3 Changes You Can Make To Save For Retirement
Retirement is something that a lot of us either don’t want to think about; or really want to think about, but always feel is just out of reach. Quite often, the time to retire hits us far before we imagined it would, with many people finding themselves unprepared for retirement entirely. As busy as you may be with other thoughts, there’s a reason why you need to think about retirement well ahead of time; in fact, there are several reasons.
For one thing, it’s important to think of the cost of living after you retire. You will still consume just as much food and pay the same amount for your mortgage and travel expenses after you retire. In fact, you may very well spend more after you retire because you won’t be using up your time at work. But then again, you won’t be working.
While social security ensures a certain level of income for retirees, it certainly doesn’t cover the entire cost of living for most retirees. In fact, the cost of living can actually rise as you age, due to the issue of long term care expenses. Long term care is something that virtually all senior citizens must consider eventually. Many either make the transition to a long term care facility or retirement community, or they employ an aide at home.
If you do not save up for these expenses, they will most likely fall to your loved ones, for whom it can be quite a significant expense. While you have the ability to save for your own expenses, they will likely be focused on their own. Ideally, you would probably want to be completely independent and not have to worry about long term care expenses at all. However, an estimated 52% of people who are turning 65 will need some sort of long term care service over the course of their lifetimes.

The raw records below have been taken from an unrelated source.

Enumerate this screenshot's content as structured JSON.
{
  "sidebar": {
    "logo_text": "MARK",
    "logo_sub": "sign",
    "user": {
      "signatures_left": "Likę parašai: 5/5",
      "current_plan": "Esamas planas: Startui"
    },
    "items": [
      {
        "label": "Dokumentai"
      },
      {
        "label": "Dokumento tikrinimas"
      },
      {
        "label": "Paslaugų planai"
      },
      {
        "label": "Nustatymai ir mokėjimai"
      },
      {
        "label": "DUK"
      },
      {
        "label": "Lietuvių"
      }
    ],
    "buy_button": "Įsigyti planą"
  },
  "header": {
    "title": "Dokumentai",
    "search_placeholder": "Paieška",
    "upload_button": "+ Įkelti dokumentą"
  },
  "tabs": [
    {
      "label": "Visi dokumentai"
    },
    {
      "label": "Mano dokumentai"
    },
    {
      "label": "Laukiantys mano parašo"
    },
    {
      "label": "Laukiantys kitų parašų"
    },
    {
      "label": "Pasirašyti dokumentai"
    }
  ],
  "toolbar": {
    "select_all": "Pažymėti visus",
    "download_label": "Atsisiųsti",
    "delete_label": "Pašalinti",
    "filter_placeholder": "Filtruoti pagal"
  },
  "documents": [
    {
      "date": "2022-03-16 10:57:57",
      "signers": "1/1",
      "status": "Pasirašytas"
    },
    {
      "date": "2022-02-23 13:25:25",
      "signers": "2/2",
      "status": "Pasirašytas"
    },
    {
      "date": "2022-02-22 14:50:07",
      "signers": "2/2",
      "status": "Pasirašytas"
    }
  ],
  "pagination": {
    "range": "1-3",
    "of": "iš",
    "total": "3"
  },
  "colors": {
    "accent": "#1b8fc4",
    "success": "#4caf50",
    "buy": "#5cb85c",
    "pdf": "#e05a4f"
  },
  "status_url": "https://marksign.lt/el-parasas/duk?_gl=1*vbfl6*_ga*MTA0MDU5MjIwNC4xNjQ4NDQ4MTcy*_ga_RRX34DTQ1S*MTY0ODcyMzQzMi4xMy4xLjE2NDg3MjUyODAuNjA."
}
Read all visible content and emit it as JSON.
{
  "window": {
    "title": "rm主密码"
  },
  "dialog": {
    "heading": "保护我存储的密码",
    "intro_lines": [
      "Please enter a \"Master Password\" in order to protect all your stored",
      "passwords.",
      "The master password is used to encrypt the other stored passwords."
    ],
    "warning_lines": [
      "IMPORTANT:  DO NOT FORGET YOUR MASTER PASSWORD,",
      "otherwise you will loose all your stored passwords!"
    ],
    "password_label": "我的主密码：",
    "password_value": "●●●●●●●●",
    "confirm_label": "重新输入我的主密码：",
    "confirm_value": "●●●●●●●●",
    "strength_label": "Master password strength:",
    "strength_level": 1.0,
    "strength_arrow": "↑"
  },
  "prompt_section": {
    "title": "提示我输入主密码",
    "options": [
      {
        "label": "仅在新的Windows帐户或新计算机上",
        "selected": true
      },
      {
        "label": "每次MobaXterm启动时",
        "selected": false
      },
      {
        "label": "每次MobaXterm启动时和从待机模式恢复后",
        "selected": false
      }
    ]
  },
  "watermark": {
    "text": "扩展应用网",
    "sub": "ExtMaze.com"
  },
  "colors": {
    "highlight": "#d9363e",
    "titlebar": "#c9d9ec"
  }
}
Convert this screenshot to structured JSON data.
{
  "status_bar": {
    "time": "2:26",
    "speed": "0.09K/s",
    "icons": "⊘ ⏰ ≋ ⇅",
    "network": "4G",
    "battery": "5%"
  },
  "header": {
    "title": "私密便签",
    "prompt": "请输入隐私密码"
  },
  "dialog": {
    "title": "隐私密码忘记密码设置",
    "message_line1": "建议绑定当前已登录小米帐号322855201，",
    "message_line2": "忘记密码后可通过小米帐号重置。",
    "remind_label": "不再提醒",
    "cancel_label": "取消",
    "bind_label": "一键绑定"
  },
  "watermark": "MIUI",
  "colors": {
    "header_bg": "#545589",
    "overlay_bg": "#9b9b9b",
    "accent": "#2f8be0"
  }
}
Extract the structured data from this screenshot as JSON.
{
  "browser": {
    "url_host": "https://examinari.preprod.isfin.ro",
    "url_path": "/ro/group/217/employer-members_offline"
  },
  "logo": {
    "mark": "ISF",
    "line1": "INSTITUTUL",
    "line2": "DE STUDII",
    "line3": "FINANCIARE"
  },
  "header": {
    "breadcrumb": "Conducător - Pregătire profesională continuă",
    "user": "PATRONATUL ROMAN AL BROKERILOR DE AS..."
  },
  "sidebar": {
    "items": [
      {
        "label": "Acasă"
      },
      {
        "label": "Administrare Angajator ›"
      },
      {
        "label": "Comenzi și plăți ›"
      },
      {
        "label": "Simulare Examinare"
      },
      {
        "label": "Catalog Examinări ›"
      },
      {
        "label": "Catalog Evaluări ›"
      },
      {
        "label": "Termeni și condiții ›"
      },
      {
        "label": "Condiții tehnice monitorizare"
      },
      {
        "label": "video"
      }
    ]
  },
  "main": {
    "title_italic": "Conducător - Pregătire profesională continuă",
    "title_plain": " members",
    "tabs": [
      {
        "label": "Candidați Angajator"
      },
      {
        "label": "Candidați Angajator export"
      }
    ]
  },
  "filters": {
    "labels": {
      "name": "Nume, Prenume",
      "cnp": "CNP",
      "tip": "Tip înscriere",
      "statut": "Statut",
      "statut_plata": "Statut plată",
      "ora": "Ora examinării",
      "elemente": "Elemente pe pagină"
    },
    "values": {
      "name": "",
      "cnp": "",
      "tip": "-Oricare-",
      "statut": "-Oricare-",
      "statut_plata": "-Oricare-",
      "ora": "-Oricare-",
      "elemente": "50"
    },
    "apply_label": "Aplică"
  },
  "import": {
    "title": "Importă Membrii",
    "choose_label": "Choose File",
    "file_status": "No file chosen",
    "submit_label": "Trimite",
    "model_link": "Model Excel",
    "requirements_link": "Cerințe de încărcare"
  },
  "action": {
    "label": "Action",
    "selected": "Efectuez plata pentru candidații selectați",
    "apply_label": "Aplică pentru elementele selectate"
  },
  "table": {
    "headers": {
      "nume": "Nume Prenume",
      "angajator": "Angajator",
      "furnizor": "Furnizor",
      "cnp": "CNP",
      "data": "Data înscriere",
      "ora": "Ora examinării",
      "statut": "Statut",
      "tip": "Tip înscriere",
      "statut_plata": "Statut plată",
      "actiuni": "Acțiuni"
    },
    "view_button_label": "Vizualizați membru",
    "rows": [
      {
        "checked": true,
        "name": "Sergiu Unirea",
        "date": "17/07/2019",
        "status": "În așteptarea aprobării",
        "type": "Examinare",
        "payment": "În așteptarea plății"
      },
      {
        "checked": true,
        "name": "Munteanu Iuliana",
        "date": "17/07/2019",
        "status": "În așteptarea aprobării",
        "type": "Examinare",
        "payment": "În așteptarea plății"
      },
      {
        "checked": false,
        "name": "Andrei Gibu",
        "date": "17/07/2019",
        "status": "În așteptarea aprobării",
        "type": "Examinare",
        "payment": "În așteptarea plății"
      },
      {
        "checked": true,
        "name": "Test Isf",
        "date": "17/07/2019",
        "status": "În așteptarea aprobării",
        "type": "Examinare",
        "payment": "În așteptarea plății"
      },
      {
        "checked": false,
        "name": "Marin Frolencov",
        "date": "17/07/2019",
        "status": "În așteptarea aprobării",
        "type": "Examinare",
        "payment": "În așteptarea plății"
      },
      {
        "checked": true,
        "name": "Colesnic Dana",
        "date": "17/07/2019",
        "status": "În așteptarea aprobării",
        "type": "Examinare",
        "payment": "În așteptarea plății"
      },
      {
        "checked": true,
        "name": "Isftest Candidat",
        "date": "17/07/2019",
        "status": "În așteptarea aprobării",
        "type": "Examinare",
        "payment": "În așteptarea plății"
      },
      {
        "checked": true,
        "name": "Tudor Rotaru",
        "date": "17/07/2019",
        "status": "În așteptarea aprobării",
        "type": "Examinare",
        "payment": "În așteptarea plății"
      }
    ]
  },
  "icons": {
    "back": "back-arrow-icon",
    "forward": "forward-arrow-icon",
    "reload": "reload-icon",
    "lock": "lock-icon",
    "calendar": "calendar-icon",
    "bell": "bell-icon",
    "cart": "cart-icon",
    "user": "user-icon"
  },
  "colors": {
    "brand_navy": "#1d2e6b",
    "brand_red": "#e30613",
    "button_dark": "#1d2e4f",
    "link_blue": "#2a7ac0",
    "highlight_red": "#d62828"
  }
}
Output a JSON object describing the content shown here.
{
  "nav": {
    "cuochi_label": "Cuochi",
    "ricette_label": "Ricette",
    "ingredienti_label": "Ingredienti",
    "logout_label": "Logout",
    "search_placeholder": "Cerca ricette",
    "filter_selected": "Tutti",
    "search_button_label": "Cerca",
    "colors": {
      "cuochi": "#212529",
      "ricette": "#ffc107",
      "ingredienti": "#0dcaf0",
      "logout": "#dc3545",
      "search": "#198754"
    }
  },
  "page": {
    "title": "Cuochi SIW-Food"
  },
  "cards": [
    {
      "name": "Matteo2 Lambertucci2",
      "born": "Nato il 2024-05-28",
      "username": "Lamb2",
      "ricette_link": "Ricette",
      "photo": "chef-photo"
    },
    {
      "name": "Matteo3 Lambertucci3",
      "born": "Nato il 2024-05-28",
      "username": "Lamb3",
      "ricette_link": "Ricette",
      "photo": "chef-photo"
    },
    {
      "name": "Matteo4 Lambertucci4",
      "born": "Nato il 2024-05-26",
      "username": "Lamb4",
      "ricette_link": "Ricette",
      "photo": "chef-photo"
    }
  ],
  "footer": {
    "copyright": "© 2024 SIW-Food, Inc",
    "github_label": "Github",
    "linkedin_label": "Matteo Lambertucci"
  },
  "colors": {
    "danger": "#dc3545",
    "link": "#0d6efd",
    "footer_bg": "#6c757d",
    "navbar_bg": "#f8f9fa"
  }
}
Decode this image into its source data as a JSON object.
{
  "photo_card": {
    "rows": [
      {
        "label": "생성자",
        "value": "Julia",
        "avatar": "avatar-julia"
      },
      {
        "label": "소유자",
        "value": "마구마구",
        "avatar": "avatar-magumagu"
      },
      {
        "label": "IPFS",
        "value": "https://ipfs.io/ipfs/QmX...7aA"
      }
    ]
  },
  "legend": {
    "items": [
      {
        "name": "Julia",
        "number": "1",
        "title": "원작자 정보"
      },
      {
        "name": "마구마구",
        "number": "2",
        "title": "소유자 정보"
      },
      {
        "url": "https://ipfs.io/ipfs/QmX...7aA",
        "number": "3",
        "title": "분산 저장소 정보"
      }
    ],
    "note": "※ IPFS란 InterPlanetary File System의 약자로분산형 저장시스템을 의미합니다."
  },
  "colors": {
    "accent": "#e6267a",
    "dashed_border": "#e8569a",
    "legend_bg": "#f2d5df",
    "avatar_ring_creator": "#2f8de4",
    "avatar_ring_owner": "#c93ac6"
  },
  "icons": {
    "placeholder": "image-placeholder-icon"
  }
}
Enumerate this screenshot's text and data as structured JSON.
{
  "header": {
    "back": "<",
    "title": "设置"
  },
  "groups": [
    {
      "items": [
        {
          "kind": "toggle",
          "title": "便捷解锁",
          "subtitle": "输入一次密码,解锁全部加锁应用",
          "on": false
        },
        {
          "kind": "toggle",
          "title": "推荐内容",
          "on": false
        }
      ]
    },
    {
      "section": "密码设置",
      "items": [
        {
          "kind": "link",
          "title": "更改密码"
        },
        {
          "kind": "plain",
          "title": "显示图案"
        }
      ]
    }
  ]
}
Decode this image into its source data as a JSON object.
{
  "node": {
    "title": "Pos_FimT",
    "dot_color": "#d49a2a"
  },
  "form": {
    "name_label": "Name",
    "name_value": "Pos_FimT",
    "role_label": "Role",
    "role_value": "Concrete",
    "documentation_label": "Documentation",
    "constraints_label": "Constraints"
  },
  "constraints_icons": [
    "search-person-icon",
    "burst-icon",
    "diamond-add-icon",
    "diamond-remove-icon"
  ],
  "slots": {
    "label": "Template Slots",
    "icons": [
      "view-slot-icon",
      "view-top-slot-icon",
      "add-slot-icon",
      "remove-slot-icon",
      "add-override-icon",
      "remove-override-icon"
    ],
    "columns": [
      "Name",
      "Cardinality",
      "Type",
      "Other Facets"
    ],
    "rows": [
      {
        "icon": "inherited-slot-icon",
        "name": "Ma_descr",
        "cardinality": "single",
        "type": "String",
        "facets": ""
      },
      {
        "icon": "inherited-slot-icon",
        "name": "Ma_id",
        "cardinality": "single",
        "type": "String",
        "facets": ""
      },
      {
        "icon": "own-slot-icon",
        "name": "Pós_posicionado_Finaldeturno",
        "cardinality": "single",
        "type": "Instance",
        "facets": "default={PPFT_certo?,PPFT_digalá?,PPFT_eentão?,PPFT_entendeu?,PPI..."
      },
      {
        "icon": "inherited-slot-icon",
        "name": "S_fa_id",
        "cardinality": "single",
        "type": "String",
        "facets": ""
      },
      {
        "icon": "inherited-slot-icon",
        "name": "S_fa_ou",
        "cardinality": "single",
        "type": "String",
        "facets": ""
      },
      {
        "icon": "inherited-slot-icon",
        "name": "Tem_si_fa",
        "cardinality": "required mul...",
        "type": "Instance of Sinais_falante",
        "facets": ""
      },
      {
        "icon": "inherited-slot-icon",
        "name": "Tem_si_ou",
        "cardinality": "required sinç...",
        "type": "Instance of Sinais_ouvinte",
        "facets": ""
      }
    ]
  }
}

With that being said, people have to get creative when it comes to making money and saving money. You can still save for retirement; you just may have to think outside of the box to a certain degree. Let’s look into some of the unique ways that you can build up your retirement savings.
1. Savvy Thrifting
Chances are that you have a local thrift store that you can visit, and where you can find a number of great items that you would normally spend a lot of money on. While you may not think of thrifting as a way to make money, it actually offers the opportunity for a good deal of profit.
Think about not so much the items you would like to find at a thrift store, but the items you think other people would appreciate. A lot of thrift shops specialize in certain pieces; an antique store may be full of valuable furniture pieces or pieces of jewelry being sold for less than they’re worth. Many thrift stores specialize in vintage clothing as well.
If you can find the right piece for the right price, you may be able to make a lot of money. Think about the fact that, as of August 2017, women’s clothing stood as the number one bestselling item on the internet. If you find a great piece of vintage clothing, a lot of women would spend a good amount of money on it. But there’s so much opportunity for selling on the internet, don’t let clothing be the only type of item you consider.
2. Rent Out Your House
Not everyone is going to be able to rent out their house. Your home’s value as a rental space depends on where it is located, how much room it offers, and really the overall look and amenities of the home. But a lot of people are making an additional income by renting out their homes. This could be done on a very temporary basis, through popular websites like Airbnb.
Or you could rent out your house for the long term. Both of these options are of course easier if this is your second property, but keep in mind that if you spend time away from home it’s still possible to book those dates. This becomes even easier if you have a home, or perhaps a building on your property like a barn, that could be used as a wedding venue. Each weekend, about 44,230 weddings take place; if you have a space that would work as a venue, you should definitely rent it out.
3. Save Your Raises And Bonuses
Find a typical monthly spending plan that works for you, and stick to it. You may get a raise or a bonus, and during these times you might be tempted to spend more. But if you make a big purchase, this extra spending may lead to you accruing more debt.
Another option, rather than spending more, is keeping with your original spending plan and putting your bonuses, and perhaps even the extra income you get through a raise, in a savings account. You could eventually end up with a major amount of money saved.
Of course, it’s impossible to stick with the same spending plan for your entire life. Expense changes over the years and there are always surprise expenses that occur over time. However, you can lean back on the money that you’re saving and rebuild it over time.
You need to take saving for retirement seriously, and there are ways to do so. Spending less is important, as is bringing in an extra income. In this way, you can not only manage your debts but further save money.